No problem, faking instead of blocking canvas is the way to go, for example the new captcha by Cloudflare uses countless queries to check the browsers validity: blog.cloudflare.com/turnstile-private-captcha-alt…
I’m guessing that if you block it sites will either block you entirely or give you a fallback old captcha.
My impression is the thing with modern day ad tracking, selling information to spammers, and hackers is, even if you secure your browser tighter than a drum, any one of your browser extensions, which we've given permission to read all site data on every site you visit and interact with, could be keeping extensive logs on your activity and selling that away to the highest bidder. Am I understanding that right?
I’ve got really good scores. I’m grading a bit on a curve due to mitigations/spoofs already in place for both browsers that fool the scripts effectively.
4.45 bits from Firefox. [“System Fonts” is the worst score]
4.47 bits from LibreWolf. [“AudioContext Fingerprint” is the worst score
Some Measurements are Ignored; reasons within.User Agent - Flawed. This contains no personally identifiable information and spoofing this often causes compatibility and functionality issues. It is OK to spoof for -MORE- functionality if needed. WebGL Vendor & Renderer - Spoofed/Blocked Firefox spoofs this via CanvasBlocker and LibreWolf blocks this from being accessed at all. Spoofing allows some websites to feel “satisfied” they have some fingerprint that is otherwise patent nonsense and CanvasBlocker will present the same value to the website/script later if it’s loaded in the same Container/Context. Screen Size and Color Depth - Spoofed/Blocked Both Firefox and LibreWolf will spoof/randomize/standardize these viewport values back to scripts to preserve privacy. For functionality reasons my LibreWolf installation is my minimal plugin environment. This allows me to quickly and temporarily load a website I might NEED to use without compromising on Privacy while not being forced to troubleshoot which plugins might be preventing the site from loading in Firefox. System Fonts - LibreWolf OnlySpoofed/BlockedValue is Randomized
Well that’s interesting. I’ve read more than one place the having uBlock Origin is “enough” and that adding Privacy Badger is overkill. I’ve also got AdGuard Home running on a Pi-4. I failed all three tests with Vivaldi Nightly and Arc Browser–both with uBO installed…

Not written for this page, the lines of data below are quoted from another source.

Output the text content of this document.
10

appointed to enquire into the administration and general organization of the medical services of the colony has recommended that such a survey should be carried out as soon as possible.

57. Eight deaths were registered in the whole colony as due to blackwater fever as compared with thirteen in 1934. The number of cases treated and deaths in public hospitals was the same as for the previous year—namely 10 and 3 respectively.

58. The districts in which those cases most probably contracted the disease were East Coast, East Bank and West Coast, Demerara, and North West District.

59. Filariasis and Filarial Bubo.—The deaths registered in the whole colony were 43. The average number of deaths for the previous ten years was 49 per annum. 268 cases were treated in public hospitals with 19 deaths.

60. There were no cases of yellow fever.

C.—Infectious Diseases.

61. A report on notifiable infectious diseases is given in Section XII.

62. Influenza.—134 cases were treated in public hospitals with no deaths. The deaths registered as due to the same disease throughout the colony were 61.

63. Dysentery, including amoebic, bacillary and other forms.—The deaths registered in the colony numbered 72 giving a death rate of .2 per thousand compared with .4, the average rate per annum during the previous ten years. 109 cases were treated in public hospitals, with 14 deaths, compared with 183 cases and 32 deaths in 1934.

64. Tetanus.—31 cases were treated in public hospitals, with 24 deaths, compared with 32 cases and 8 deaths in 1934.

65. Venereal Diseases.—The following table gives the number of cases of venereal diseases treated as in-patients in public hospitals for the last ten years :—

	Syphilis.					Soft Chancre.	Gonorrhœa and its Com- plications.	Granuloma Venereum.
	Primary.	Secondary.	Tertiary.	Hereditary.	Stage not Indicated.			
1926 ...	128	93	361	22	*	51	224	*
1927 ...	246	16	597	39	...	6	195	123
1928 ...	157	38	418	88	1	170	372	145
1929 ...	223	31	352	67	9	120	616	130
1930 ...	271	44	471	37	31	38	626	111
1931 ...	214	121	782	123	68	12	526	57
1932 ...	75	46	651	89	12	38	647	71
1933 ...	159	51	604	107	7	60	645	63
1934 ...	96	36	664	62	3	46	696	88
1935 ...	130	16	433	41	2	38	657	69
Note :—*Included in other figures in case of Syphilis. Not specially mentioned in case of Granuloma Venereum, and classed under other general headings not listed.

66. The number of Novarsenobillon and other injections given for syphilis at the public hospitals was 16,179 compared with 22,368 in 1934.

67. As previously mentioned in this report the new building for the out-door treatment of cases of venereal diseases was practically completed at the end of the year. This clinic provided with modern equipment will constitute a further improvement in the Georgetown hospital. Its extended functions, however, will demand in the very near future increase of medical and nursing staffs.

Simply adding Privacy Badger to the existing setup, suddenly I had “strong web protection”.
[edit] Firefox passed without having to add Privacy Badger.

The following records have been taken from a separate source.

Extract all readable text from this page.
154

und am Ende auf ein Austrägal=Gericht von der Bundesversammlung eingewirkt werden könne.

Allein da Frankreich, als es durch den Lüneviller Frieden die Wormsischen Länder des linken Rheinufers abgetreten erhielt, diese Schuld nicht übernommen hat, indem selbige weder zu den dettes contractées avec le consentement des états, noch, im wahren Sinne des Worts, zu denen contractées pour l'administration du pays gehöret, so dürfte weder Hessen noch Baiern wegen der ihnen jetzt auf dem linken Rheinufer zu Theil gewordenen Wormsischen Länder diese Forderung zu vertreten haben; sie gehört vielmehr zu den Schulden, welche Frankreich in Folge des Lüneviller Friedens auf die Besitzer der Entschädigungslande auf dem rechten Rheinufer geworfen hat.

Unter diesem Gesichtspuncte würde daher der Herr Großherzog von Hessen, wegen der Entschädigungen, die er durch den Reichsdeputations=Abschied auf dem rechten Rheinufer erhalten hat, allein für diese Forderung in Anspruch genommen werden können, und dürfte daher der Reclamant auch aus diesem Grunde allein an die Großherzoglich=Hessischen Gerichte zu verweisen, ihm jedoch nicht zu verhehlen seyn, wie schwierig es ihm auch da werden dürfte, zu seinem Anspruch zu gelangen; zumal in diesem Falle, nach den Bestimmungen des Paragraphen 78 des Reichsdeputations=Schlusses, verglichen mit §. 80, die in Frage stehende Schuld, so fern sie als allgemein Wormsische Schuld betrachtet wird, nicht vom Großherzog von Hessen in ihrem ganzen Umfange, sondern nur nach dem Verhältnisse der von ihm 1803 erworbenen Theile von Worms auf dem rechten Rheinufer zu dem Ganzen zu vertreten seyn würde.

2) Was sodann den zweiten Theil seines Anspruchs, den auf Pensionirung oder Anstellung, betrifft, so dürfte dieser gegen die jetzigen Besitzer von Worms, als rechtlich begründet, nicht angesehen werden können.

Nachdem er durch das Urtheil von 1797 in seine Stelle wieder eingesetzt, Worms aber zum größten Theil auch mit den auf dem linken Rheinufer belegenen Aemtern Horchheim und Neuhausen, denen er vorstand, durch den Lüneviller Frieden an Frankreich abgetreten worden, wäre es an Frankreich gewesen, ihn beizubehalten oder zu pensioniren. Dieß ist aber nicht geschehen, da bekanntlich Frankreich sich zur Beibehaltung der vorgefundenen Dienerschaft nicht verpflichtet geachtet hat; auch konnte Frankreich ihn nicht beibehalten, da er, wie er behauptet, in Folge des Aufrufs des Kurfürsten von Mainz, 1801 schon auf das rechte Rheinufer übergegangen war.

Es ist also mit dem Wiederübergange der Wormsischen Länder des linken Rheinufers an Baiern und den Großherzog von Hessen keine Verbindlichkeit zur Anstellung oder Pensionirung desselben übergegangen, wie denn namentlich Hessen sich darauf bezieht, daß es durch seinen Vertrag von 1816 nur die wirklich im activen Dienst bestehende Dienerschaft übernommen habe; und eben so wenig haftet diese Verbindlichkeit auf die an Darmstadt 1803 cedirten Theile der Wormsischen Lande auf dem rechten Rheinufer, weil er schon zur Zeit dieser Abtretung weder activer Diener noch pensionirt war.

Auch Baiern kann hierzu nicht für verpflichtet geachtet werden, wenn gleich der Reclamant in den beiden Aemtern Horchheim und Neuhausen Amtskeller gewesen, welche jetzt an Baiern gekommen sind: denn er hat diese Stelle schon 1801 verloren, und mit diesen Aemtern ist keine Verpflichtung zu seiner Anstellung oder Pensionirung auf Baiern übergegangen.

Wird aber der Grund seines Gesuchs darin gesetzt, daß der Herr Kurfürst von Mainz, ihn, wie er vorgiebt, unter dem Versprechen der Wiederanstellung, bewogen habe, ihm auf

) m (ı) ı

thanks for the tip, i'm already on firefox, but when run it said i had "some protection" for both blocking tracking ads, and blocking invisible trackers, added privacy badgers after reading your post, because why not, and now it says YES for both
Yes, you can do it manually by enabling resistFingerprinting, but the easiest way is to just install LibreWolf browser which is a fork of Firefox. Or Mull which is practically the same thing, but Android.

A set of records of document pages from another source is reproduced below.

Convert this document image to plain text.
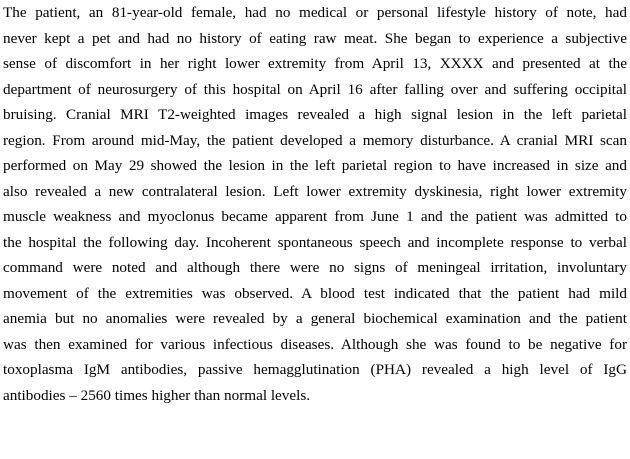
The patient, an 81-year-old female, had no medical or personal lifestyle history of note, had
never kept a pet and had no history of eating raw meat. She began to experience a subjective
sense of discomfort in her right lower extremity from April 13, XXXX and presented at the
department of neurosurgery of this hospital on April 16 after falling over and suffering occipital
bruising. Cranial MRI T2-weighted images revealed a high signal lesion in the left parietal
region. From around mid-May, the patient developed a memory disturbance. A cranial MRI scan
performed on May 29 showed the lesion in the left parietal region to have increased in size and
also revealed a new contralateral lesion. Left lower extremity dyskinesia, right lower extremity
muscle weakness and myoclonus became apparent from June 1 and the patient was admitted to
the hospital the following day. Incoherent spontaneous speech and incomplete response to verbal
command were noted and although there were no signs of meningeal irritation, involuntary
movement of the extremities was observed. A blood test indicated that the patient had mild
anemia but no anomalies were revealed by a general biochemical examination and the patient
was then examined for various infectious diseases. Although she was found to be negative for
toxoplasma IgM antibodies, passive hemagglutination (PHA) revealed a high level of IgG
antibodies – 2560 times higher than normal levels.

It doesn’t suit me personally, I want more extensions. In particular, I use uMatrix, as it gives a little more flexibility than uBlock Origin even in authormode. I’ve been able to bypass paywalls by targeting elements from a domain, rather than the domain itself. But also there are plenty of quality of life extensions I rely on, eg gestures.
Mullvad is very good out of the box though, I’ll give it that. And I use Mull on Android quite happily (although this does allow more extensions, pretty sure the two aren’t affiliated).
edit: Nvm previous result, I got the same result OP did with Firefox and Safari, I realized I was testing on my wifi with a pihole… switched to mobile network only and protection dropped to partial.
edit2: but Firefox Focus still has strong protection:
I seem to get that same result on iPhone for Firefox, Safari and Brave
edit: see original reply
Firefox Focus still has “strong” result.
I get “Partial Protection” on Chrome and two generic named browsers, and a flat-out “No” for Opera Mini
Before anyone asks “why” about anything listed here, I have to test webpages for compatibility across browsers. Having them installed is the only way to do that.